Sayed Ahmed Alwadaei, director of advocacy at the UK-based Bahrain Institute for Rights and Democracy (BIRD), said UK Border Force officials stopped him after he landed on Friday, but did not provide any reasons why he was being held.
The officials, instead, gave him a document, which read he is “an individual who may be liable to arrest by a constable or subject to a warrant for arrest”. Alwadaei said he was finally released after two-and-a-half hours.
The Bahraini activist said he was also held last month at a UK airport, when he returned from South Africa. It remains unclear what triggered that incident, or whether Friday's development is connected.
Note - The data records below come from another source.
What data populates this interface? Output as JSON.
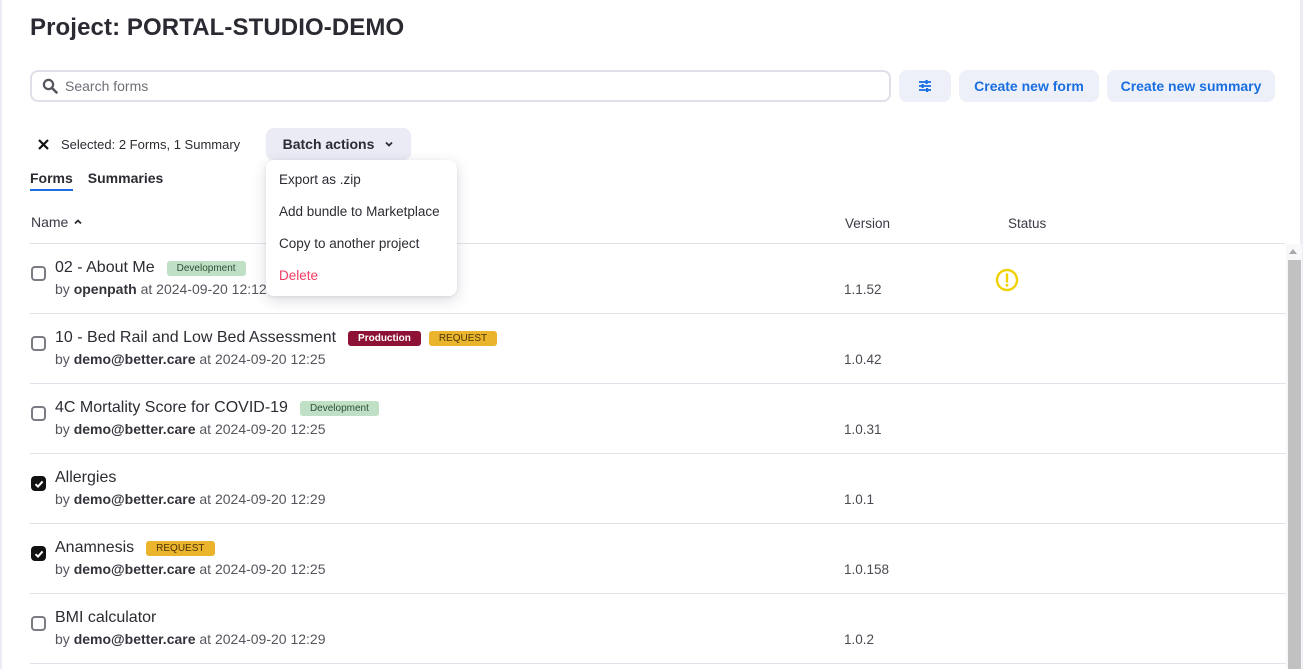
{
  "header": {
    "title": "Project: PORTAL-STUDIO-DEMO"
  },
  "search": {
    "placeholder": "Search forms",
    "value": ""
  },
  "toolbar": {
    "filter_icon": "sliders-icon",
    "create_form_label": "Create new form",
    "create_summary_label": "Create new summary"
  },
  "selection": {
    "clear_icon": "close-icon",
    "text": "Selected: 2 Forms, 1 Summary",
    "batch_label": "Batch actions",
    "batch_menu": [
      {
        "label": "Export as .zip"
      },
      {
        "label": "Add bundle to Marketplace"
      },
      {
        "label": "Copy to another project"
      },
      {
        "label": "Delete",
        "danger": true
      }
    ]
  },
  "tabs": [
    {
      "label": "Forms",
      "active": true
    },
    {
      "label": "Summaries",
      "active": false
    }
  ],
  "table": {
    "columns": {
      "name": "Name",
      "version": "Version",
      "status": "Status"
    },
    "sort": {
      "column": "name",
      "direction": "asc"
    },
    "rows": [
      {
        "name": "02 - About Me",
        "badges": [
          {
            "label": "Development",
            "type": "dev"
          }
        ],
        "by_prefix": "by",
        "author": "openpath",
        "at_prefix": "at",
        "date": "2024-09-20 12:12",
        "version": "1.1.52",
        "status": "warning",
        "checked": false
      },
      {
        "name": "10 - Bed Rail and Low Bed Assessment",
        "badges": [
          {
            "label": "Production",
            "type": "prod"
          },
          {
            "label": "REQUEST",
            "type": "req"
          }
        ],
        "by_prefix": "by",
        "author": "demo@better.care",
        "at_prefix": "at",
        "date": "2024-09-20 12:25",
        "version": "1.0.42",
        "status": "",
        "checked": false
      },
      {
        "name": "4C Mortality Score for COVID-19",
        "badges": [
          {
            "label": "Development",
            "type": "dev"
          }
        ],
        "by_prefix": "by",
        "author": "demo@better.care",
        "at_prefix": "at",
        "date": "2024-09-20 12:25",
        "version": "1.0.31",
        "status": "",
        "checked": false
      },
      {
        "name": "Allergies",
        "badges": [],
        "by_prefix": "by",
        "author": "demo@better.care",
        "at_prefix": "at",
        "date": "2024-09-20 12:29",
        "version": "1.0.1",
        "status": "",
        "checked": true
      },
      {
        "name": "Anamnesis",
        "badges": [
          {
            "label": "REQUEST",
            "type": "req"
          }
        ],
        "by_prefix": "by",
        "author": "demo@better.care",
        "at_prefix": "at",
        "date": "2024-09-20 12:25",
        "version": "1.0.158",
        "status": "",
        "checked": true
      },
      {
        "name": "BMI calculator",
        "badges": [],
        "by_prefix": "by",
        "author": "demo@better.care",
        "at_prefix": "at",
        "date": "2024-09-20 12:29",
        "version": "1.0.2",
        "status": "",
        "checked": false
      }
    ]
  },
  "colors": {
    "accent": "#1a6fe0",
    "danger": "#ef3d62",
    "warning": "#f2d100",
    "badge_development": "#bfe0c4",
    "badge_production": "#8e1236",
    "badge_request": "#ebb42d"
  }
}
“The fact that you have no explanation, nothing, it just keeps your mind floating around,” Alwadaei said on Friday. “You're not sure - is it an Interpol red notice? What is it?”
Speaking after he was released, the activist said he is more concerned about a group of female Bahraini human rights defenders, who were on their way back to Bahrain from Geneva after participating in the council's session.
Among the women was Ebtisam al-Saegh, who was detained in March 2017 for seven hours at Bahrain International Airport and interrogated on her return from the UN Human Rights Council, where she spoke about violations in the Arab country.
Maya Foa, joint executive director of London-based human rights organization Reprieve, called Alwadaei a “courageous human rights defender and torture survivor” who has been granted asylum by the UK because of violence and persecution by Bahraini authorities.
“Sayed’s family have suffered reprisals in Bahrain for his work exposing torture and forced confessions leading to death sentences - and the role played by institutions funded by the UK in whitewashing this abuse,” Foa said.
“Under these circumstances, Sayed’s detention today is clearly extremely alarming for Sayed and his family,” she noted.
Foa said the incident raises “urgent questions” for the UK government, particularly given the removal of Bahrain from the list of human rights priority countries this year, for the first time since 2015.